Le chef d’équipe sourit. « Mais hier, c’était un drone d’attaque avec une grenade. Les Russes peuvent les démanteler sans aucun problème. A moins qu’on y mette un piège. Et nous l’aurions fait.

Combats délicats

De toute façon, c’est dur de se battre. Tôt ou tard, l’équipe de Dima sera détectée en première ligne. « Si nous volons pendant un certain temps, les Russes savent exactement où nous sommes et commencent à nous tirer dessus », explique Oleksij. « Ce n’est donc pas sans danger. Nous essayons de les distancer, de prendre autant d’images que possible en peu de temps, de récupérer notre drone à temps et de nous frayer un chemin. Malheureusement, cela ne fonctionne pas toujours, nous avons déjà perdu beaucoup de drones. Heureusement, nous sommes encore bien vivants.

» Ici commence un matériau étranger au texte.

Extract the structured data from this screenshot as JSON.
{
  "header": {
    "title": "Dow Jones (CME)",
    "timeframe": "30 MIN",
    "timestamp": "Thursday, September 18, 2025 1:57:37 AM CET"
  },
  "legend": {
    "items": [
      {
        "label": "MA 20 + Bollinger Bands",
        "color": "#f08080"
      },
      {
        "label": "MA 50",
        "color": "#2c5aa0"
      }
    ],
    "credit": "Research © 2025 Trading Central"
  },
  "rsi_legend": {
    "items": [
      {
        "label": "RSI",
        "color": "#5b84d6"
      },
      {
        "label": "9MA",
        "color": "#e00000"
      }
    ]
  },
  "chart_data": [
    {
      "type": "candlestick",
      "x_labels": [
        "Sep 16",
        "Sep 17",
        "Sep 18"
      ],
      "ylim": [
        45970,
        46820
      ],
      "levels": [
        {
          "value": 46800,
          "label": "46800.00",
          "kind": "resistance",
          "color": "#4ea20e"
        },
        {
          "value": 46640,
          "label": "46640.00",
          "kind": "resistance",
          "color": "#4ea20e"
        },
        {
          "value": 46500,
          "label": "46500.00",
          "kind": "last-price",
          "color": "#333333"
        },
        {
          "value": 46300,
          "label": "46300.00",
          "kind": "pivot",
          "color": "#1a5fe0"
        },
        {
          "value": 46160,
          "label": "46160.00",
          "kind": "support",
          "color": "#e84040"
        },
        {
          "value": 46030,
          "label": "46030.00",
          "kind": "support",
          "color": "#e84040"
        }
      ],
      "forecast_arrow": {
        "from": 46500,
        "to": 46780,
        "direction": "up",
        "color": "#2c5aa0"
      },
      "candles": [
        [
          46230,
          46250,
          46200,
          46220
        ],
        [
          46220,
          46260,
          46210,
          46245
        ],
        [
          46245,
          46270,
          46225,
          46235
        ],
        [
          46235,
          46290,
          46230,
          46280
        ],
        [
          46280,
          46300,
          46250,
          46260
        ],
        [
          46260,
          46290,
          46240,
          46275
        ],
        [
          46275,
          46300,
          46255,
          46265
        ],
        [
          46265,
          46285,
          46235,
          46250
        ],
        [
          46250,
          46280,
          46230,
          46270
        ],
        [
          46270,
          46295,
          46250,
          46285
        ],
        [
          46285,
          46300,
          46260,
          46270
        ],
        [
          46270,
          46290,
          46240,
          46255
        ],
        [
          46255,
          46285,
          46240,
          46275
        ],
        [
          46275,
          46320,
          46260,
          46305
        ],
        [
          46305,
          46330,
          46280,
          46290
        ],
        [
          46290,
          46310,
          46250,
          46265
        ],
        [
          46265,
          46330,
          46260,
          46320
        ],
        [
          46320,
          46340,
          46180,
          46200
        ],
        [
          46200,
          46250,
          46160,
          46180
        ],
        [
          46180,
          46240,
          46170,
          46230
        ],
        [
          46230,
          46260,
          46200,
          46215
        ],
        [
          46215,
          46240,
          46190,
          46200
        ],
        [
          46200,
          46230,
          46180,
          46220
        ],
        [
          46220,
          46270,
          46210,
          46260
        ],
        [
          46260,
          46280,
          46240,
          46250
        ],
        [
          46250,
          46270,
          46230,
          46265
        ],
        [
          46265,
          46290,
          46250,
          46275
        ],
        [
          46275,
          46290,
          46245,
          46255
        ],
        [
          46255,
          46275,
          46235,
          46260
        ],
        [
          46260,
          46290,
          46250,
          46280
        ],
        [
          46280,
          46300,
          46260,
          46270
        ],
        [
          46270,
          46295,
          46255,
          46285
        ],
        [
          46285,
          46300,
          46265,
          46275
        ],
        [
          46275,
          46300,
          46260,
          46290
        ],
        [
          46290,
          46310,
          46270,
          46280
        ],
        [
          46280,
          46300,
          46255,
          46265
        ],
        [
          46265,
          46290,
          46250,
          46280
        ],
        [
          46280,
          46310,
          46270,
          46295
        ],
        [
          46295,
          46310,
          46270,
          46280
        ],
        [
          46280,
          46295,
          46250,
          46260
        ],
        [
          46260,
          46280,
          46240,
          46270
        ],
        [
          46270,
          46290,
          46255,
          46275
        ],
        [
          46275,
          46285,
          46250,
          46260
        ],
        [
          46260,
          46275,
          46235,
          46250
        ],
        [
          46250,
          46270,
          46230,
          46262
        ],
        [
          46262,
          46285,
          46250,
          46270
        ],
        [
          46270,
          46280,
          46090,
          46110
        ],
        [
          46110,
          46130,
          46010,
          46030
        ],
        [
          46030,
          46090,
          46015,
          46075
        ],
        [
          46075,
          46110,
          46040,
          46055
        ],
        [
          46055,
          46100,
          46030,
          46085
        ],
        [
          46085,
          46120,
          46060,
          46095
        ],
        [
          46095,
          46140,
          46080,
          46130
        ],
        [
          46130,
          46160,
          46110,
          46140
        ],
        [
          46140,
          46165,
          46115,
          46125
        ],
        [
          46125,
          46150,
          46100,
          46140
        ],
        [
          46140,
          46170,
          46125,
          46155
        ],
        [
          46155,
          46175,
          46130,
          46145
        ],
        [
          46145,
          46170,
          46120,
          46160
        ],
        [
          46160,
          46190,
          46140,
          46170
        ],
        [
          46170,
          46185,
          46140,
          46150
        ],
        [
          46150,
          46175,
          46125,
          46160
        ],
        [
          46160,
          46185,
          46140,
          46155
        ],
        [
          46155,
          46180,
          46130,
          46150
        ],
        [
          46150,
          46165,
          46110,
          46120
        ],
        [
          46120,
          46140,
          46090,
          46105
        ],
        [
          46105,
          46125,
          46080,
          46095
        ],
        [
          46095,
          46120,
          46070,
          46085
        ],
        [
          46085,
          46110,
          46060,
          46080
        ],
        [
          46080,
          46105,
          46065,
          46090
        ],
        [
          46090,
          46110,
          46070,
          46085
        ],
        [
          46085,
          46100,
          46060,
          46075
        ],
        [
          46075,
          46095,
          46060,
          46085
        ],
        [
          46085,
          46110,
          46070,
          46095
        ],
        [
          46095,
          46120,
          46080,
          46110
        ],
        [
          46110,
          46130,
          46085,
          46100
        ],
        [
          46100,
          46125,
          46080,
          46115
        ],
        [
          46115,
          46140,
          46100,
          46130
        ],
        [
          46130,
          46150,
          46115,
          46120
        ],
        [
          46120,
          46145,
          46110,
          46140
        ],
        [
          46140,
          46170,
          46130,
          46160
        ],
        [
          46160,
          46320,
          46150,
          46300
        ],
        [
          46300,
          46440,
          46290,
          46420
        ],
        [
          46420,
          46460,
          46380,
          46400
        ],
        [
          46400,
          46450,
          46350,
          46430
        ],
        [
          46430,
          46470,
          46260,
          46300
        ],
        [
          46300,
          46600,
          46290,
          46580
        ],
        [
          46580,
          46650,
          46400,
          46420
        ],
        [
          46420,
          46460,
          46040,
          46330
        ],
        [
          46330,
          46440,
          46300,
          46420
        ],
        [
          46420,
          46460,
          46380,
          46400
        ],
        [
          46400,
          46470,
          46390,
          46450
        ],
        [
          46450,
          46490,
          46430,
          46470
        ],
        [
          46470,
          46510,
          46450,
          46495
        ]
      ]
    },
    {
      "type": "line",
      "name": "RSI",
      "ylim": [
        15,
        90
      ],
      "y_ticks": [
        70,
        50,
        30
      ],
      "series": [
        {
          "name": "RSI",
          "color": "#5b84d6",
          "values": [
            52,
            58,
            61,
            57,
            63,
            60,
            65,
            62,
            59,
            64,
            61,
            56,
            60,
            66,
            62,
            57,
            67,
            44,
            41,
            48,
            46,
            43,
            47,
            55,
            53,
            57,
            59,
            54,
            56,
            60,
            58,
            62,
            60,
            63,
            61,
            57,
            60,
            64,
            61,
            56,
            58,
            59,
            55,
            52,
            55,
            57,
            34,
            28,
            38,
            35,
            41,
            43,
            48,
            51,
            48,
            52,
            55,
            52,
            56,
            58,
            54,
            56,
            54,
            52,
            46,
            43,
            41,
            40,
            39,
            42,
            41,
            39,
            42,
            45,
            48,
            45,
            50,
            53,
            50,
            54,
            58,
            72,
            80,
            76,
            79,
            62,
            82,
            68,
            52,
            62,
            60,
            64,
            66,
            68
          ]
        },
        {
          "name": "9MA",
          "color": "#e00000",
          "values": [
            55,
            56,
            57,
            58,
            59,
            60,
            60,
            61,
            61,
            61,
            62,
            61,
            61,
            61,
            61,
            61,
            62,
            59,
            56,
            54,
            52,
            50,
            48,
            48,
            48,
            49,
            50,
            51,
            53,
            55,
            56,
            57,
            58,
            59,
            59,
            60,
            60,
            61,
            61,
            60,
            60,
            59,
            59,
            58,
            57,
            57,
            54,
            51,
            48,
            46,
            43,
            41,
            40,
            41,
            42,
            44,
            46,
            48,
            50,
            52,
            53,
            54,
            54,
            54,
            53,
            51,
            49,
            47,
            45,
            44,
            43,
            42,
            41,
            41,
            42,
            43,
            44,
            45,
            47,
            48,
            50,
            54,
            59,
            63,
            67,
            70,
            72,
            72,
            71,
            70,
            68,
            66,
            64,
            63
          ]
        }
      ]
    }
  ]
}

L’équipe a suivi une formation militaire et sait manier une kalachnikov, mais s’appuie surtout sur sa créativité et ses connaissances technologiques. « Nous étudions constamment », explique Oleksij. « Par exemple, nous utilisons l’intelligence artificielle. L’utilité des petits drones est parfois remise en question, mais en pratique ils s’avèrent tout de même très efficaces.

Dans la salle des drones, à un quart d’heure de route de la zone d’entraînement, deux hommes regardent sur différents écrans les images qui viennent d’être prises par un drone. Nous regardons les champs de céréales, les forêts et les greniers abandonnés. Il n’y a pas de Russe en vue. « Cela viendra », cela semble mystérieux.

Dans la salle des drones.  Statue Vincent Haiges

Dans la salle des drones.Statue Vincent Haiges

Là aussi, on entend dire qu’il faut se débrouiller avec les ressources disponibles. Le plus grand drone de l’équipe de Dima est une version modifiée d’un drone normalement utilisé dans l’agriculture pour scanner les champs sans fin de céréales et de tournesols. « Cet engin peut transporter 15 kilos et sert à larguer des mines », explique l’ingénieur Ilja. « Cela fait du bruit, donc nous ne l’utilisons que la nuit pour attirer le moins d’attention possible. Le soldat russe moyen n’a pas de lunettes de vision nocturne et ne peut donc pas simplement abattre le drone.

Les drones continueront à jouer un rôle important dans la guerre, l’équipe de Dima en est convaincue. «Avec les drones, vous devez déployer moins de personnes, vous sauvez des vies, vous pouvez voir à des kilomètres en territoire ennemi, détecter les mines et éliminer le matériel et le personnel militaire ennemis. Et même si les nouvelles technologies des Russes nous rendent la tâche de plus en plus difficile, cela ne nous arrêtera pas. Tous les Russes que nous pouvons éliminer ont été capturés.